Subjugués par "la beauté et la grandeur de ce pays", les baleiniers britanniques chassant aux abords du Groenland consignaient très simplement dans leurs journaux de bord, autour des années 1820, l’intense émotion esthétique ressentie face aux paysages polaires… Ces mêmes déserts de neige et de glace "qui, en été, deviennent des plaines d’eau libre", l’immense toundra, ont inspiré cent cinquante ans plus tard les Rêves arctiques de Barry Lopez.
Gallmeister réédite dans sa collection "Nature writing", dans une traduction révisée, ce classique datant de près de trente ans, récompensé l’année de sa parution en 1986 par le National Book Award, paru en français chez Albin Michel en 1987, puis en 1993 chez 10/18, mais indisponible depuis plusieurs années : une fresque de 500 pages consacrée au Grand Nord que son auteur a parcouru pendant plus de quatre ans, du détroit de Béring, à l’ouest, au détroit de Davis à l’est (des cartes sont utilement fournies). Un récit qui mêle documentaire et méditation, un voyage contemplatif et analytique, méticuleux et mystique, au cours duquel l’écrivain se fait tour à tour naturaliste, botaniste, climatologue, historien, géographe ou anthropologue, sans se départir de sa position de rêveur amoureux… Décrivant gloutons, courlis aux pattes graciles, grands labbes agressifs, harfangs des neiges, buses pattues, hardes de caribous, bœufs musqués, lemmings à collier, lagopèdes alpins, alouettes hausse-col, pluviers bronzés, spermophiles, grizzlis et autres acclimatés de ce rude territoire, "l’épais tapis de saules et de bouleaux, très petits et très vieux" qui donne l’impression de "marcher sur une forêt", les infinies nuances de la pénombre boréale…

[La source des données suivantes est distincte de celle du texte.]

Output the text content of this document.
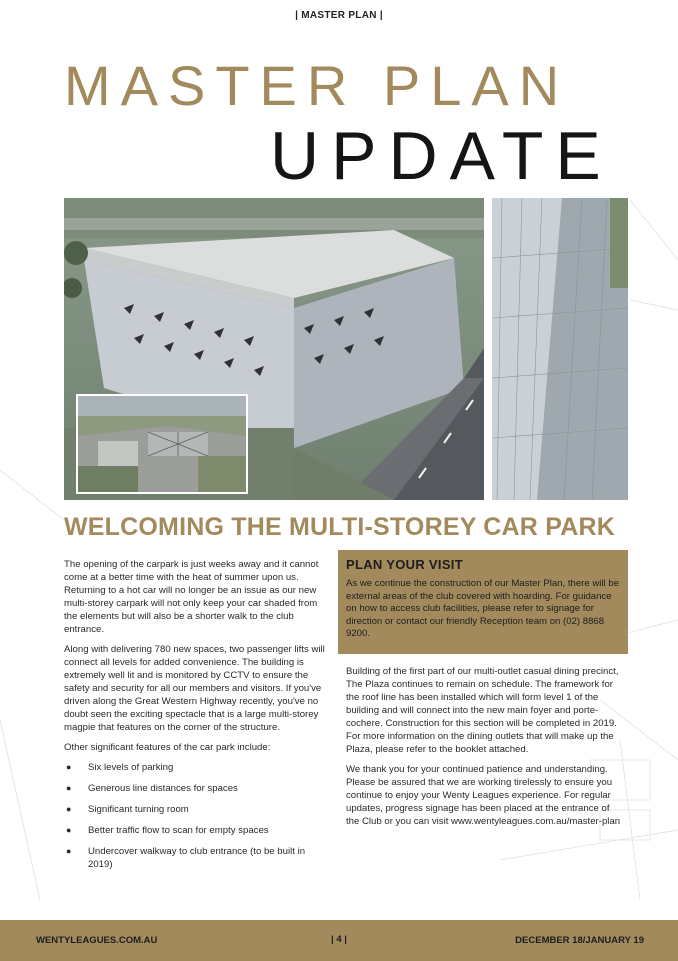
| MASTER PLAN |
MASTER PLAN
UPDATE
WELCOMING THE MULTI-STOREY CAR PARK

The opening of the carpark is just weeks away and it cannot come at a better time with the heat of summer upon us. Returning to a hot car will no longer be an issue as our new multi-storey carpark will not only keep your car shaded from the elements but will also be a shorter walk to the club entrance.

Along with delivering 780 new spaces, two passenger lifts will connect all levels for added convenience. The building is extremely well lit and is monitored by CCTV to ensure the safety and security for all our members and visitors. If you've driven along the Great Western Highway recently, you've no doubt seen the exciting spectacle that is a large multi-storey magpie that features on the corner of the structure.

Other significant features of the car park include:

● Six levels of parking
● Generous line distances for spaces
● Significant turning room
● Better traffic flow to scan for empty spaces
● Undercover walkway to club entrance (to be built in 2019)
PLAN YOUR VISIT
As we continue the construction of our Master Plan, there will be external areas of the club covered with hoarding. For guidance on how to access club facilities, please refer to signage for direction or contact our friendly Reception team on (02) 8868 9200.

Building of the first part of our multi-outlet casual dining precinct, The Plaza continues to remain on schedule. The framework for the roof line has been installed which will form level 1 of the building and will connect into the new main foyer and porte-cochere. Construction for this section will be completed in 2019. For more information on the dining outlets that will make up the Plaza, please refer to the booklet attached.

We thank you for your continued patience and understanding. Please be assured that we are working tirelessly to ensure you continue to enjoy your Wenty Leagues experience. For regular updates, progress signage has been placed at the entrance of the Club or you can visit www.wentyleagues.com.au/master-plan

WENTYLEAGUES.COM.AU	| 4 |	DECEMBER 18/JANUARY 19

L’explorateur loue l’"innocence" du monde arctique, "le plus jeune écosystème de la terre", 10 000 ans seulement. Et s’inquiète de l’arrivée d’une modernité que l’explorateur jugeait déjà, il y a trente ans, comme une menace pour l’équilibre naturel. Mais Barry Lopez privilégie une approche intime et sensorielle qui fait écho à d’intemporelles questions métaphysiques - "Je me demandais d’où ces animaux étaient venus ; où chacun de nous allait" - qui fait que cet ample et très informé récit de voyage peut se lire aussi bien comme un livre de sagesse.